Tudo isso hoje é abordado por vários teólogos da libertação e, no Brasil, nós temos o principal ecoteólogo do mundo que é o Leonardo Boff, que associa a reflexão teológica à questão da preservação ambiental.
A chegada do papa Francisco de alguma maneira, foi uma consequência de toda essa luta que Gustavo Gutiérrez?
Sem dúvida nenhuma. Papa Francisco é um homem da Teologia da Libertação, muito identificado com ela. E o Francisco foi muito amigo do Gustavo, que recebeu várias vezes, inclusive o hospedou na Casa Santa Marta, no Vaticano, onde o Francisco mora.
Ele é muito contundente ao modelo atual de capitalismo. Em nenhum momento ele usa a palavra capitalismo, mas sempre abre todo um horizonte para um outro mundo pós-capitalista, que ele também não chama de socialista, mas ele abre essa reflexão.
Portanto, se há alguém muito identificado, é o Francisco, que, inclusive, tem muito apreço pelos teólogos da libertação. A mim, ele recebeu duas vezes, em 2014 e no ano passado, em 2023.
Podemos relacionar a Teologia da Libertação e todo esse movimento iniciado por Gustavo Gutiérrez a criação de movimentos populares no Brasil, como o MST?
Sem dúvida nenhuma.
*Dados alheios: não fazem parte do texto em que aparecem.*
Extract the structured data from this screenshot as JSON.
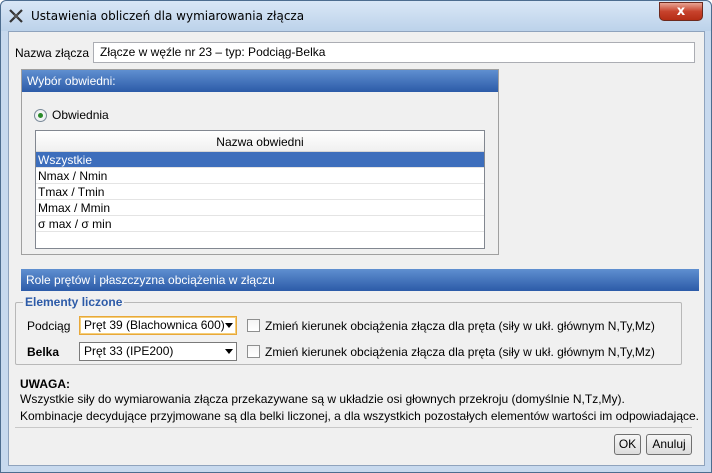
{
  "window": {
    "title": "Ustawienia obliczeń dla wymiarowania złącza",
    "close_label": "x"
  },
  "joint": {
    "name_label": "Nazwa złącza",
    "name_value": "Złącze w węźle nr 23 – typ: Podciąg-Belka"
  },
  "envelope": {
    "header": "Wybór obwiedni:",
    "radio_label": "Obwiednia",
    "table_header": "Nazwa obwiedni",
    "rows": [
      "Wszystkie",
      "Nmax / Nmin",
      "Tmax / Tmin",
      "Mmax / Mmin",
      "σ max / σ min"
    ]
  },
  "roles": {
    "header": "Role prętów i płaszczyzna obciążenia w złączu",
    "legend": "Elementy liczone",
    "items": [
      {
        "label": "Podciąg",
        "select": "Pręt 39 (Blachownica 600)",
        "checkbox_label": "Zmień kierunek obciążenia złącza dla pręta (siły w ukł. głównym N,Ty,Mz)"
      },
      {
        "label": "Belka",
        "select": "Pręt 33 (IPE200)",
        "checkbox_label": "Zmień kierunek obciążenia złącza dla pręta (siły w ukł. głównym N,Ty,Mz)"
      }
    ]
  },
  "note": {
    "title": "UWAGA:",
    "line1": "Wszystkie siły do wymiarowania złącza przekazywane są w układzie osi głownych przekroju (domyślnie N,Tz,My).",
    "line2": "Kombinacje decydujące przyjmowane są dla belki liczonej, a dla wszystkich pozostałych elementów wartości im odpowiadające."
  },
  "buttons": {
    "ok": "OK",
    "cancel": "Anuluj"
  }
}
A Teologia da Libertação vem da prática das comunidades eclesiais de base, das pastorais populares, da Comissão Pastoral da Terra [CPT] que deu origem ao MST [Movimento dos Trabalhadores Rurais Sem Terra].
É a matriz disso e é muito importante a teologia da libertação num continente como a América Latina, onde a cultura predominante capilar do nosso povo é religiosa.
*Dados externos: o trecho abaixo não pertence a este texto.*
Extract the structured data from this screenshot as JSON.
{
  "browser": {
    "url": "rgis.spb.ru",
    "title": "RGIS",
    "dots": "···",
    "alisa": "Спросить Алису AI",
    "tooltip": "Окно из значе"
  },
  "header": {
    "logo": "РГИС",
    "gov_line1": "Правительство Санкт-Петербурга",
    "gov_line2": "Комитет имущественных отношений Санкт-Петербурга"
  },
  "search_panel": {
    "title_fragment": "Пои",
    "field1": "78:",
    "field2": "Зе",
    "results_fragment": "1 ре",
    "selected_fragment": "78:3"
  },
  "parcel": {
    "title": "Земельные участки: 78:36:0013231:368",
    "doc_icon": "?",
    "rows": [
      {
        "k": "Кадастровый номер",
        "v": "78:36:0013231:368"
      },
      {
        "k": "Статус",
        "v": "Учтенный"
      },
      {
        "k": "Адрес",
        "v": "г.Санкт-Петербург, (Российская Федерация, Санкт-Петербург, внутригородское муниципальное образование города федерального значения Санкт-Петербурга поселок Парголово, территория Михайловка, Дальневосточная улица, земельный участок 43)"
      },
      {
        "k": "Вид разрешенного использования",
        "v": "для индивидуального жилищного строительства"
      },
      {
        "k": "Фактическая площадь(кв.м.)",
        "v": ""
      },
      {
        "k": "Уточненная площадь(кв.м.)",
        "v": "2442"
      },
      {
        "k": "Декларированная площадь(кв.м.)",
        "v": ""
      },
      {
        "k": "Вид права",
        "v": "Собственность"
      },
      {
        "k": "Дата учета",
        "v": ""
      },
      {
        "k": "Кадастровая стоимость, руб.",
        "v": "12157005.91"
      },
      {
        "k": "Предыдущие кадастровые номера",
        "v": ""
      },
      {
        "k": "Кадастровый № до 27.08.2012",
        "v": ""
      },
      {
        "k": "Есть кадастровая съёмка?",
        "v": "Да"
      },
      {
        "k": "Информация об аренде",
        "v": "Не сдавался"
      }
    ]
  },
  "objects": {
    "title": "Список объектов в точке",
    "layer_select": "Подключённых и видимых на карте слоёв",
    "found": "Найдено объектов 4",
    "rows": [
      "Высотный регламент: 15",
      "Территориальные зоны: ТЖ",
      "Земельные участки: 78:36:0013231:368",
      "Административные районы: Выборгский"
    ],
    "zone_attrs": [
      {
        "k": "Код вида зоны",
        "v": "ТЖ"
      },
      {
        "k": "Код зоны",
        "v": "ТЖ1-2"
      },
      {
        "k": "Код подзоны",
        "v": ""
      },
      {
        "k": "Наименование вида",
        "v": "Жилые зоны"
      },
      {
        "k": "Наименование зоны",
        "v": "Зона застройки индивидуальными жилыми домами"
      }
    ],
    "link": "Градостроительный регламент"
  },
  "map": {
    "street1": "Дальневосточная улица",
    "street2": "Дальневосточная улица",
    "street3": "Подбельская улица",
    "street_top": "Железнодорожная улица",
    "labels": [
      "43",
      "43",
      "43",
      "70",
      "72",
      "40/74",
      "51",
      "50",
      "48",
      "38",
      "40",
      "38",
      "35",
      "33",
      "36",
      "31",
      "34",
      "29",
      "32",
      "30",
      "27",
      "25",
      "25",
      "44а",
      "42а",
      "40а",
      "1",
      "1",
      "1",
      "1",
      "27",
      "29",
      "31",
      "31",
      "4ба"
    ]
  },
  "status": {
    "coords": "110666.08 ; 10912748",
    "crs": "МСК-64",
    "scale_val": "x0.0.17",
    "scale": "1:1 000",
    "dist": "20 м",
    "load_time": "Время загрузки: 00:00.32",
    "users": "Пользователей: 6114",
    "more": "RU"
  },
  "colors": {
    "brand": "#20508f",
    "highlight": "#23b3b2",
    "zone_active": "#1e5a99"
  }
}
Se você perguntar a um camponês, a uma empregada doméstica, a uma faxineira, qual é a sua visão de mundo, certamente ela dará uma resposta em categorias religiosas.
Então, esse é o grande mérito da Teologia da Libertação. Reler a revelação cristã pela ótica dos oprimidos.
E quais seriam os maiores desafios que a gente tem hoje para avançar da Teologia da Libertação?
Um desafio que está diante do avanço da Teologia da Libertação, de incidência muito forte, são os Estados Unidos. O governo dos Estados Unidos, que é um governo imperialista, alertou que a Teologia da Libertação fazia mais mal para os seus interesses na América Latina do que o marxismo.
E daí passou a financiar as igrejas eletrônicas, essas igrejas da prosperidade, essas igrejas alienantes, essas igrejas que submetem milhões de fiéis a categorias próprias do capitalismo, de serem abnegados com seu sofrimento, ou de acreditarem na meritocracia, ou de acreditarem que você, tendo esforços empreendedoristas, vai sair da pobreza, sem nenhuma consciência de que não existe pobre, existem pessoas empobrecidas.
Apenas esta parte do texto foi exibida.